Il viaggio dentro l’orrore deve essere intrapreso poi con una buona compagnia.
Uscendo dai cancelli ornati di filo spinato la prima domanda che mi sono posto è stata: “vedendo tutto questo orrore, osservando le foto, i documenti cartacei, le baracche, i muri per le esecuzioni, le latte che contenevano i grani di zyklon b, le scarpe dei deportati, i capelli tagliati e ammassati, i forni crematori… come è possibile che esistano dei negazionisti?”
Domanda banale, soprattutto se non supportata da letture adeguate.
Non si tratta di pescare nel torbido ma di vedere l’altro lato, di conoscere un altro mondo e capire cosa possa spingere una persona a negare tali atrocità accertate storicamente, a meno che non sia pazzo o anticonformista a tutti i costi.
E così mi sono documentato.
Innanzitutto ho potuto farlo solo grazie ad internet visto che nella comunità accademica i cosiddetti negazionisti (gli storici politically correct vi malediranno se osate chiamarli “revisionisti”) sono emarginati e osteggiati. Se per alcuni di questi potrebbe sembrare il minimo che si meritano perché certe teorie sono strampalate e irricevibili, per il restante gruppo di storici non allineati si tratta di una vera e propria discriminazione.

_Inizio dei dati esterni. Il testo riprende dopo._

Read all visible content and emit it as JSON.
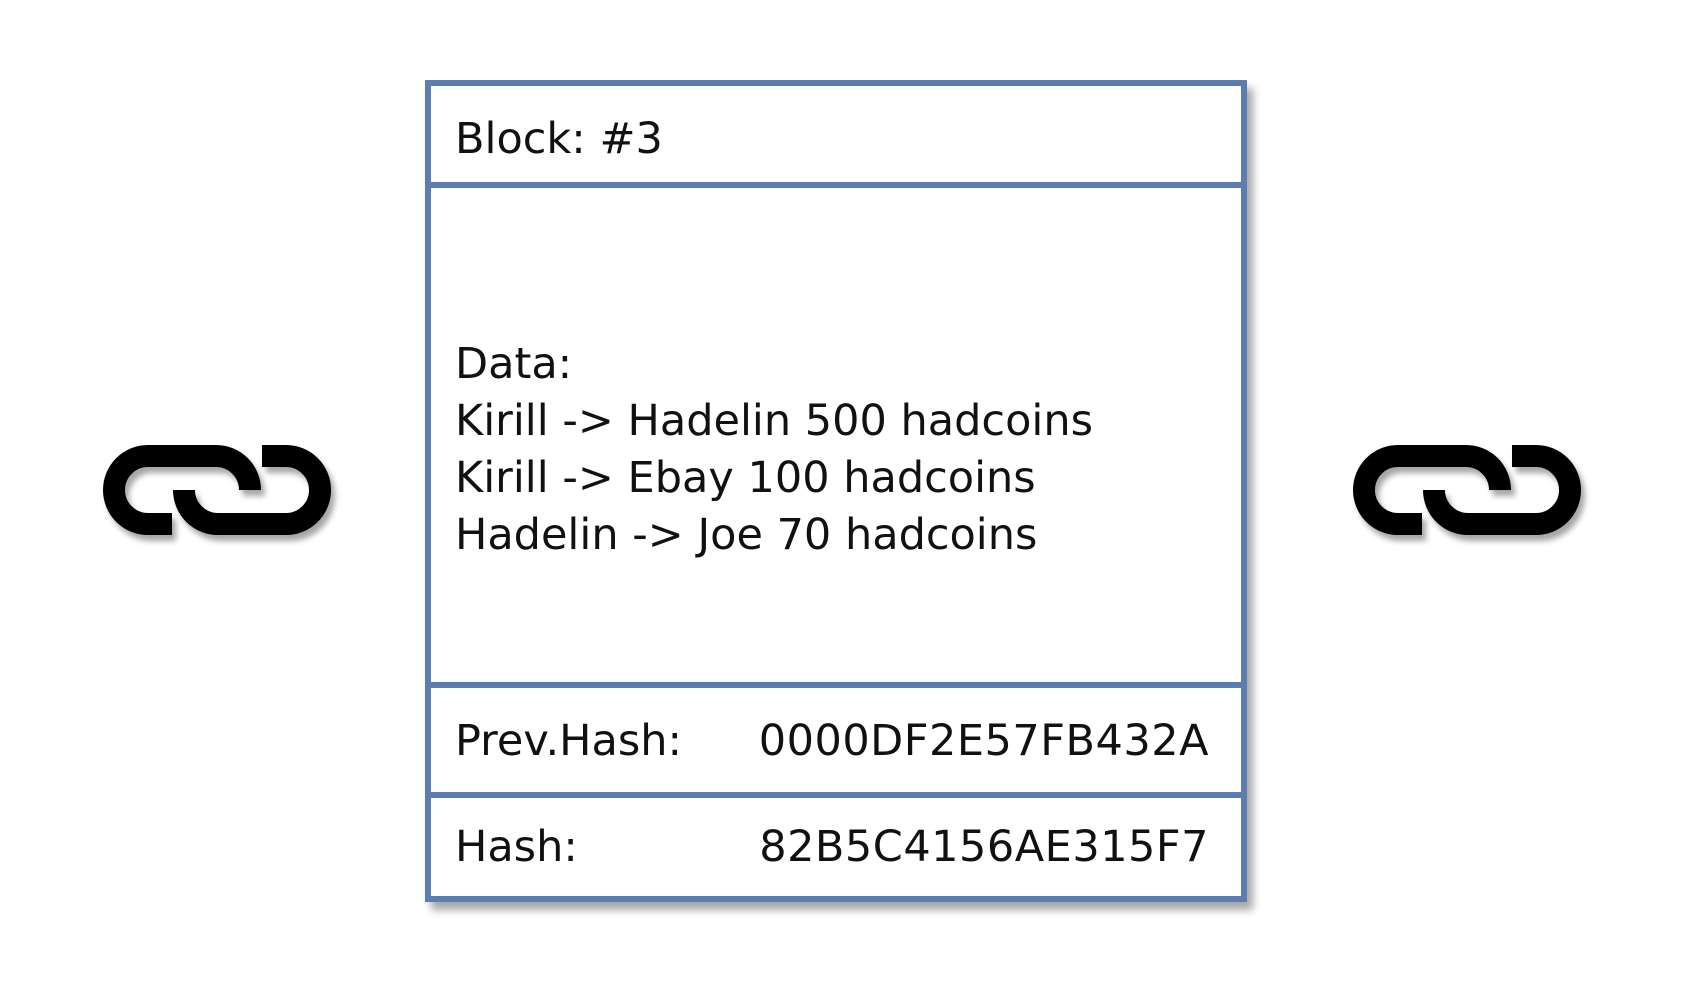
{
  "icons": {
    "left": "chain-link-icon",
    "right": "chain-link-icon"
  },
  "colors": {
    "border": "#5b7db1",
    "text": "#111111",
    "icon": "#000000"
  },
  "block": {
    "title": "Block: #3",
    "data_label": "Data:",
    "data_lines": [
      "Kirill -> Hadelin 500 hadcoins",
      "Kirill -> Ebay 100 hadcoins",
      "Hadelin -> Joe 70 hadcoins"
    ],
    "prev_hash_label": "Prev.Hash:",
    "prev_hash_value": "0000DF2E57FB432A",
    "hash_label": "Hash:",
    "hash_value": "82B5C4156AE315F7"
  }
}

La libertà d’opinione, per giunta dagli stessi che la portano a vessillo, viene bellamente violentata quando si parla di negazionismo del genocidio degli Ebrei nei campi di concentramento.
In Germania questo atteggiamento è anche comprensibile, negli altri paesi europei suona stonato sentire dell’allontanamento di docenti universitari solo per aver osato dedicare una delle loro lezioni alla possibilità che ci siano voci diverse sulla Shoah rispetto a quelle ufficiali.
Vi risparmio tutta la documentazione portata dai negazionisti a favore delle loro tesi che comunque è abbastanza ricca e circostanziata e che potete trovare con un po’ di impegno con qualche ricerca su Google o nei pochi siti web dedicati a questo argomento non ancora oscurati, e in ogni caso visitateli con un anonymizer.
Il risultato di queste letture, una volta filtrate da tante cavolate sparse qua e là e prendendo in considerazione gli studiosi più seri, si “limita” a mettere in dubbio l’esistenza di camere a gas e forni crematori e in alcuni casi afferma che il numero degli ebrei morti è molto inferiore a quello ufficiale (circa 6 milioni) oltre al fatto che non ci fosse un piano preordinato ma una situazione sfuggita di mano a causa di epidemie, disorganizzazione e altri fatti contingenti.
Provo a riassumere in modo un po’ grossolano.
Camere a gas e forni crematori: quelli di Auschwitz sono ricostruiti nel dopoguerra secondo le testimonianze di alcuni sopravvissuti, il fatto è certo e ammesso anche dall’amministrazione del museo. Mi dispiace che la nostra guida non l’abbia detto durante la visita facendo credere che fosse stato ritrovato così dai russi dopo la liberazione.
Hitler ha voluto il genocidio: non c’è nessun documento scritto che provi inequivocabilmente che il genocidio fosse programmato e ordinato dal Fuhrer.
Le pastiglie di Zyklon B ritrovate ad Auschwitz: il gas in modiche quantità serviva a disinfettare dai pidocchi e non era mortale.
Le ceneri di corpi umani ritrovati a Birkenau: la cremazione dei cadaveri sarebbe servita ad evitare che si propagassero le epidemie in un campo per larga parte paludoso e malsano.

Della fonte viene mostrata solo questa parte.